Their most important function may be as liquidity providers. They provide liquidity for the equity market, and they provide liquidity for derivatives traders who take the other side of options trades.
That’s where the GameStop story comes in. “Shorts provide liquidity on the back end of rallies. If you are a long seller at the top end of a rally, the shorts are the only ones buying your stock,” Dusaniwsky told me. “The shorts provide liquidity that many longs no longer provide.”
The end of shorts? Not by a long shot
Shorts certainly seem to be in a difficult position. Peter Tchir from Academy Securities said shorts are getting hit with a “one-two punch”: First, the relentless rise in the market, but then “Some traders are aggressively buying out of the money calls options. That squeezes the shorts. For the moment it seems to be an effective strategy.”
What will happen to the shorts? “Shorts are going to have to be more comfortable with losses before getting stopped out,” Tchir told me. “And I would guess that the prices for call options will go up. Movements like [Monday] seem insane without a repricing of the options. It makes me nervous.”
If call option prices do indeed rise, Tchir warns that could generate false signals to the market. “If call option prices go up, that could force the VIX up, and traders may mistakenly believe there is fear building up.
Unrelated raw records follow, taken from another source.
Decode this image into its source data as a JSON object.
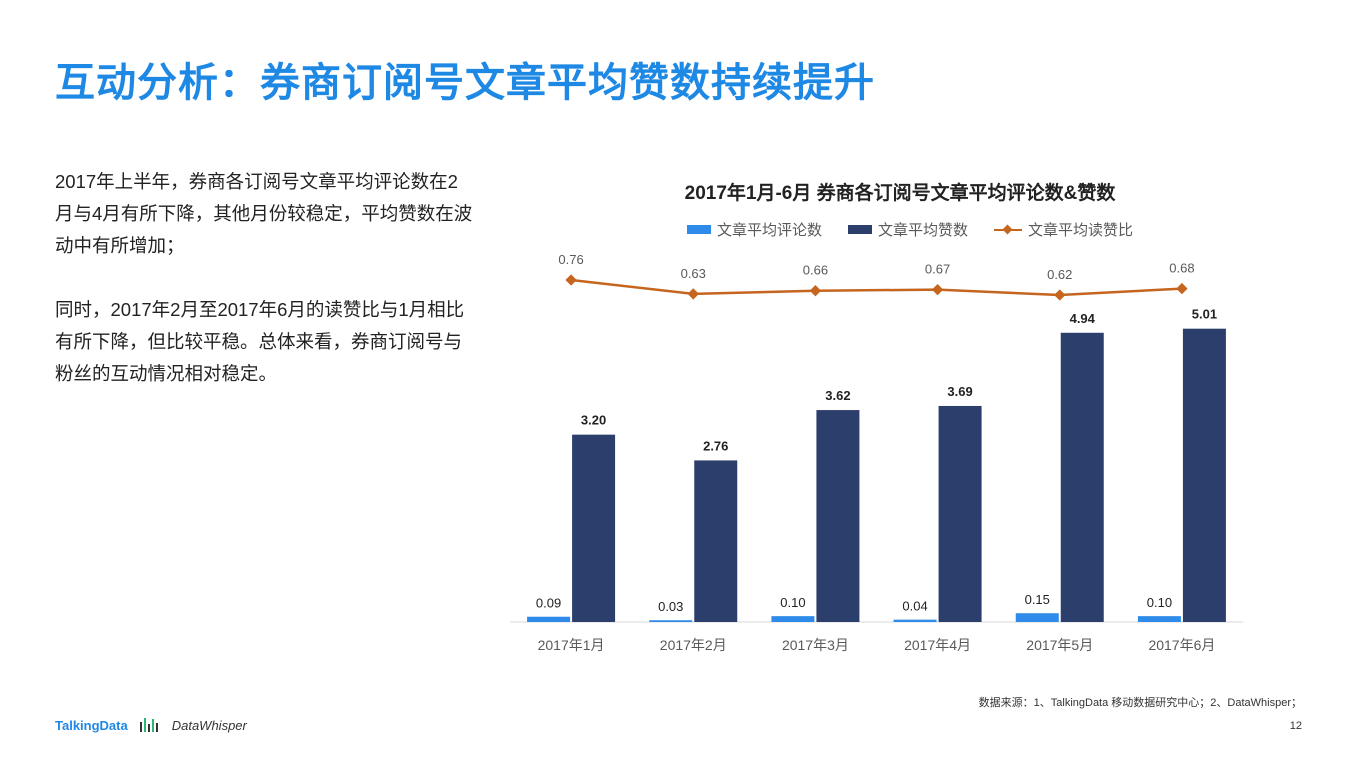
{
  "page": {
    "title": "互动分析：券商订阅号文章平均赞数持续提升",
    "paragraphs": [
      "2017年上半年，券商各订阅号文章平均评论数在2月与4月有所下降，其他月份较稳定，平均赞数在波动中有所增加；",
      "同时，2017年2月至2017年6月的读赞比与1月相比有所下降，但比较平稳。总体来看，券商订阅号与粉丝的互动情况相对稳定。"
    ],
    "source": "数据来源：1、TalkingData 移动数据研究中心；2、DataWhisper；",
    "page_number": "12",
    "brand_talkingdata": "TalkingData",
    "brand_datawhisper": "DataWhisper"
  },
  "colors": {
    "title": "#1e88e5",
    "comments": "#2e8bea",
    "likes": "#2c3e6b",
    "ratio": "#c5651e"
  },
  "chart_data": {
    "type": "bar",
    "title": "2017年1月-6月 券商各订阅号文章平均评论数&赞数",
    "categories": [
      "2017年1月",
      "2017年2月",
      "2017年3月",
      "2017年4月",
      "2017年5月",
      "2017年6月"
    ],
    "series": [
      {
        "name": "文章平均评论数",
        "type": "bar",
        "values": [
          0.09,
          0.03,
          0.1,
          0.04,
          0.15,
          0.1
        ],
        "labels": [
          "0.09",
          "0.03",
          "0.10",
          "0.04",
          "0.15",
          "0.10"
        ]
      },
      {
        "name": "文章平均赞数",
        "type": "bar",
        "values": [
          3.2,
          2.76,
          3.62,
          3.69,
          4.94,
          5.01
        ],
        "labels": [
          "3.20",
          "2.76",
          "3.62",
          "3.69",
          "4.94",
          "5.01"
        ]
      },
      {
        "name": "文章平均读赞比",
        "type": "line",
        "values": [
          0.76,
          0.63,
          0.66,
          0.67,
          0.62,
          0.68
        ],
        "labels": [
          "0.76",
          "0.63",
          "0.66",
          "0.67",
          "0.62",
          "0.68"
        ]
      }
    ],
    "legend": "top"
  }
}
It may not be the time to be bearish, but it certainly may be the time to avoid highly volatile stocks that are chatroom favorites.”
Despite all the difficulties, Dusaniwsky laughs when I ask if this is a killer blow for short sellers.
Not a chance, he told me: “Even as the shorts are getting killed, new shorts are coming in, particularly in financials and even in the names that have had the biggest successes blowing out short sellers.”